Para alguém como Rajlaxmi Borkotoky, que viveu no albergue YWCA em Colaba por três anos e amava seu senso de comunidade, isso também a libertou das exigências da domesticidade. Tive uma vida profissional agitada e era fácil morar em um albergue porque, uma vez que estou em 'casa', não preciso me preocupar com tarefas como cozinhar. Posso simplesmente ir para a bagunça e comer, diz ela.

Mas também existem problemas. Além da inconsistência na qualidade da comida ou brigas mesquinhas que eclodem por questões como água ou música alta, há a questão da privacidade. Borkotoky diz: Você não pode esperar privacidade se estiver morando em um albergue. Se eu tivesse namorado em algum momento durante os três anos que fiquei em um albergue, teria sentido a necessidade de me mudar. Elementos importantes de uma vida social independente de um adulto, como trazer para casa um encontro ou dar uma festa para amigos, são necessariamente sacrificados quando as mulheres optam por morar em albergues.

Mas muito poucas mulheres jovens acabam economizando na amizade e na diversão, a cola de toda a vida no albergue. A garota de Hyderabad, Jui Mukherjee, que estuda no Symbiosis College de Pune e mora em seu albergue liberal (meia-noite é hora do toque de recolher e um café no campus fica aberto até as 2h), diz que fez amigos para a vida toda. Isso porque não há pretextos com as pessoas com quem você vive. Eles viram você como ninguém. E vocês acabam fazendo coisas, assumindo riscos e responsabilidades uns pelos outros, o que é um grande vínculo, diz Mukherjee. Uma estudante de mídia que acorda tarde, diz que não consegue ouvir o alarme matinal. Então, minha colega de quarto assumiu a responsabilidade de me sacudir, ter acessos de raiva ou me acordar de qualquer maneira para garantir que eu chegue à aula da manhã, diz ela.

pequenos arbustos coloridos para paisagismo

Mhaske relembra com grande carinho as peças que ela pregou e as mentiras inocentes que ela inventou para encobrir para seus amigos. Como a hora em que meu colega de quarto chegou depois do horário de toque de recolher.
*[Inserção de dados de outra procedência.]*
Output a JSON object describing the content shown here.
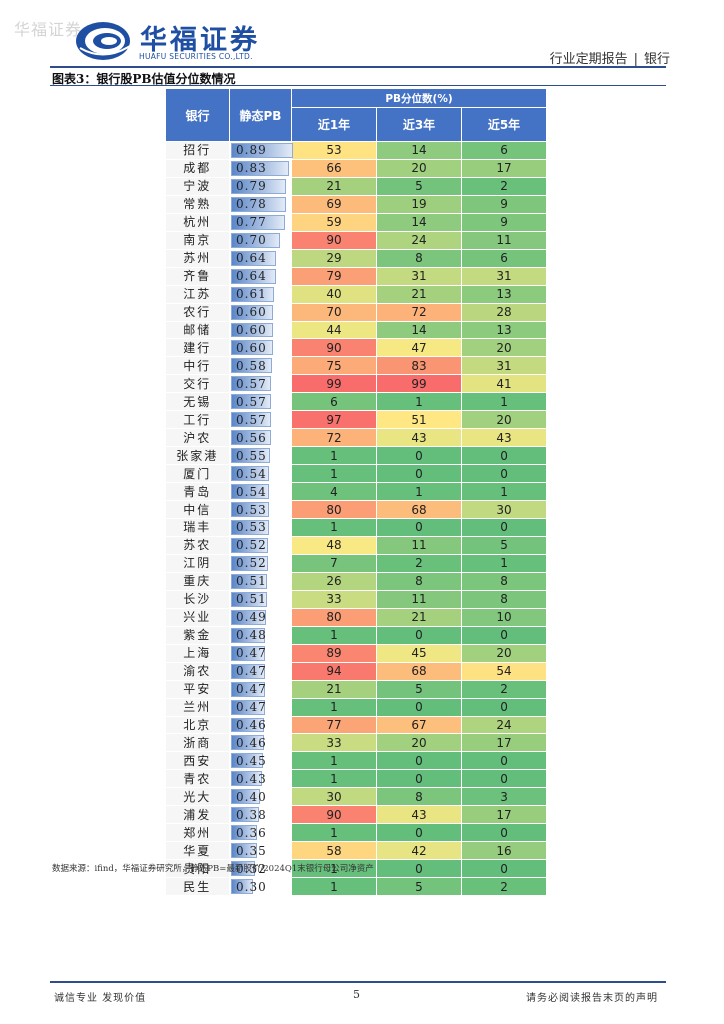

Nós a ajudamos a escalar a parede formando uma corrente humana enquanto outros ficavam de vigia. Ou a vez em que fui pego e repreendido por roubar mangas cruas da escola ao lado de nosso albergue. Foi tão engraçado que comecei a rir mesmo enquanto estava colhendo as frutas, diz ela. Swayamprakash se lembra de se divertir que envolvia beber muito, fumar e ir a um pub. Costumávamos fazer festas no terraço do albergue, muitas vezes no telhado da ala dos meninos para garantir que todos pudessem vir (homens não eram permitidos na ala das mulheres), diz ela, acrescentando: Principalmente, a grande coisa sobre o albergue era que me ensinou como contornar a autoridade.